Tea parties offered an effective political arena to protest taxation. After a period of benign neglect by British authorities, American colonists grew increasingly frustrated after the French and Indian War with Britain’s revived interest in regulating American trade. This was exemplified by the passage of the Stamp Act of 1765 and the Tea Act of 1773. Although the tea tax was minimal, it enraged many because tea was the popular nonalcoholic drink of the era. Aware of a potential backlash, British leaders had limited the tax amount in hopes of assuaging disgruntled colonists. British enforcement of trade policies, however, had angered Americans for some time. In short, the timing of the tea tax was foolhardy, and it took on a symbolic value far in excess of its revenue implications.
Many colonial North Carolinians approved of the radical Boston Tea Party in 1773. After that “notable and striking” event, as John Adams called it, revolutionary tea parties occurred across the colonies. Sometime between March 25 and April 5, 1774 the women of Wilmington actually burned their tea to protest imposing trade legislation and increased taxation. Unfortunately, there are few details known to historians about this event—a major reason despite its relative obscurity in the popular understanding of the times.

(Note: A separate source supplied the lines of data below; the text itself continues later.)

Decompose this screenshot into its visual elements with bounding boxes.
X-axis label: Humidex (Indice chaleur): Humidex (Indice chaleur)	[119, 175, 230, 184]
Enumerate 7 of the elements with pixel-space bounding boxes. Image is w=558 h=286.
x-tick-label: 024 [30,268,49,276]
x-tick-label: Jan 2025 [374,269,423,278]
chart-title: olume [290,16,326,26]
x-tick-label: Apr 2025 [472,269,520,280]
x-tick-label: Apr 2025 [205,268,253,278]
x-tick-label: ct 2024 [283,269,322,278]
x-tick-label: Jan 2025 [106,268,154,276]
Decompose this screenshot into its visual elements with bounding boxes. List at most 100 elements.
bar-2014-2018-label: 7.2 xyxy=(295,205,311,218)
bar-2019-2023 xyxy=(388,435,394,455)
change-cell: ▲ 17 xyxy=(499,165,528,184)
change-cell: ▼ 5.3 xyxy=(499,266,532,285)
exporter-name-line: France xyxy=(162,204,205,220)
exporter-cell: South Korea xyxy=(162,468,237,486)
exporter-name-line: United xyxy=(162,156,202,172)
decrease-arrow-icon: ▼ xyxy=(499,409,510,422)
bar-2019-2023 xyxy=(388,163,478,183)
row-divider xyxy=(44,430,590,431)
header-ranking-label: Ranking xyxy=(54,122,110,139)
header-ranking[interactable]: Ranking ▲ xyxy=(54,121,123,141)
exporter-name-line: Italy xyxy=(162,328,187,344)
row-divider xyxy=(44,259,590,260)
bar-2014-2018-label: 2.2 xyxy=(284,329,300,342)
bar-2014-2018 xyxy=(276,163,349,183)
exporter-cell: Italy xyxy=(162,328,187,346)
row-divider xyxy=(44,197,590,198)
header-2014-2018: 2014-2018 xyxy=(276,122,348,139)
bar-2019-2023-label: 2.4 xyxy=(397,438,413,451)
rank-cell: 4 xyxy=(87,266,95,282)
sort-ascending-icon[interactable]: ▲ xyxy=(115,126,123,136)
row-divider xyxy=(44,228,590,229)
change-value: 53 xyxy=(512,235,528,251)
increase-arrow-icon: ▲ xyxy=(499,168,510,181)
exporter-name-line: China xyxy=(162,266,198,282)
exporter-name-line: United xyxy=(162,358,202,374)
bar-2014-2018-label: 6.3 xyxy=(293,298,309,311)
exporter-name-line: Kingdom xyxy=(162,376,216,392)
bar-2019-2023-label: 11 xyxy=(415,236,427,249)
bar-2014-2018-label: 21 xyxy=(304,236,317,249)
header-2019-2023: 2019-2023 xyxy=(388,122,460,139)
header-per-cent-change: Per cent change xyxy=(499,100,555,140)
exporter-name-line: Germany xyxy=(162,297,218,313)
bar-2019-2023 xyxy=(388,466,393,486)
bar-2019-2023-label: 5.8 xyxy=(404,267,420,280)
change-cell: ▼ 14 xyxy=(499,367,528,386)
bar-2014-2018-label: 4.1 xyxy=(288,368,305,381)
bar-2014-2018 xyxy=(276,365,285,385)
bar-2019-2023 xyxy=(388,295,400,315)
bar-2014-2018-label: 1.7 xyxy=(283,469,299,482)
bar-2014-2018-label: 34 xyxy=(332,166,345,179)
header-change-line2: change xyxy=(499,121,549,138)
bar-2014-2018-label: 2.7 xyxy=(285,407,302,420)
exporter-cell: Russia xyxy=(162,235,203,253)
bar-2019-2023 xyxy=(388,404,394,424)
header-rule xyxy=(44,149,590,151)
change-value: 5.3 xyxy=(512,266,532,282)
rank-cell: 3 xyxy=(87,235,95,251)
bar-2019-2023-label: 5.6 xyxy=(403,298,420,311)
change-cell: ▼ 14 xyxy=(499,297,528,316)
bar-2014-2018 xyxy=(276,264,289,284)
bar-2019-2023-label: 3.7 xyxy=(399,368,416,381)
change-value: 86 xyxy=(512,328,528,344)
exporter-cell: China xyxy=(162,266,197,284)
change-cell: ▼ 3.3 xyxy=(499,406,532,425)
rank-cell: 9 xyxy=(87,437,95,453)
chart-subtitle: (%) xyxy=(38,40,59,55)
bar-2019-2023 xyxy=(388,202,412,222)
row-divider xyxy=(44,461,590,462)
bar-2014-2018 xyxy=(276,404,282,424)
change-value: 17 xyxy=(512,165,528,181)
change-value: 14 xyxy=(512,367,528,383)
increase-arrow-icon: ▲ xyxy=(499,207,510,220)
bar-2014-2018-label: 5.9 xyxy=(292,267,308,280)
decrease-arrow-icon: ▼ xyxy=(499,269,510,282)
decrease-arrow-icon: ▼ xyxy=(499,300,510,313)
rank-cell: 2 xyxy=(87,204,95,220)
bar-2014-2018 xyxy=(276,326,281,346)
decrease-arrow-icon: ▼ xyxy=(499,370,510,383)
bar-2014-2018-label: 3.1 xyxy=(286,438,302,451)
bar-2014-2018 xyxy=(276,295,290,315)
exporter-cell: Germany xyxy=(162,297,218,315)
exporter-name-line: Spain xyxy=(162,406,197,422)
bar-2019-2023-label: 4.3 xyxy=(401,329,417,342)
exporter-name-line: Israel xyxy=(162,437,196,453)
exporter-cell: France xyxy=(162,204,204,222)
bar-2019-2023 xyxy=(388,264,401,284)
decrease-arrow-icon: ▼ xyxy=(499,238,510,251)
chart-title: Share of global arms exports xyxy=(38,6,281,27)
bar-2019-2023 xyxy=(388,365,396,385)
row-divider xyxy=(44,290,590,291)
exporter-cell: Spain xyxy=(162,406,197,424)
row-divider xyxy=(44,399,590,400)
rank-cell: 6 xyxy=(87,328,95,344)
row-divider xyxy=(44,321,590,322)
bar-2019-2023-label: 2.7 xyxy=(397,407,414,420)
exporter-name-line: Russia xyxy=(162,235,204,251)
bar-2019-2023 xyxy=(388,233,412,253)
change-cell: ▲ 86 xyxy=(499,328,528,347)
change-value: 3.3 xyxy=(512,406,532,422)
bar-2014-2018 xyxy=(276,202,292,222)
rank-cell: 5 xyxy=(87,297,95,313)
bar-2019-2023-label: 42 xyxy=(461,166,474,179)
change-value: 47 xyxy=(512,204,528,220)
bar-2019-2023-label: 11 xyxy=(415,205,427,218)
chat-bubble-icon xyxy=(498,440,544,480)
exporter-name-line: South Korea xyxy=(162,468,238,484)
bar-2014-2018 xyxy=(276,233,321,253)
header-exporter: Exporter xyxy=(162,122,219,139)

A well-born Scot, loyal to her country and king, Janet Schaw visited relatives in the Cape Fear region during early 1775. She arrived in the town of Brunswick on February 14, and subsequent events soon shocked her. Wilmington was buzzing with political dissent, and Schaw unsurprisingly disapproved. She contemptuously criticized North Carolinians for closing their port to British shipping, and for doing so, when they had an opportunity to corner the North American tea market. Apparently, the “rusticks,” as Schaw called Tar Heels, loved liberty more.
The activities of Wilmington’s women undoubtedly bothered Schaw. In Journal of a Lady of Quality, she records the following: “The Ladies have burnt their tea in a solemn procession.” An appalled Schaw, however, questioned the extent of their patriotism: “They had delayed however till the sacrifice was not very considerable, as I do not think any one offered above a quarter of a pound.”
Schaw, never passing up a chance to criticize what she considered an unsophisticated spirit of liberty, did not realize that an eventful and unprecedented event had occurred in Wilmington. Wilmington women had publicly opposed British trade policies and swore to never buy tea again until such policies were remanded. Their actions showed that, in the spring of 1774, many Wilmington residents, like the counterparts in the other American colonies, opposed increased British taxation and trade restrictions.
When we see contemporary examples of North Carolinians, of all sexes and persuasions, demonstrating in favor of their cherished political causes, we can rest assured that, at least in some ways, their behavior is extremely traditional. Protest is in our blood.
Note: One source has placed the Wilmington Tea Party in 1775 rather than 1774, since Janet Schaw arrived in the colonies in late 1774. However, it is more likely that she was reporting on an earlier incident.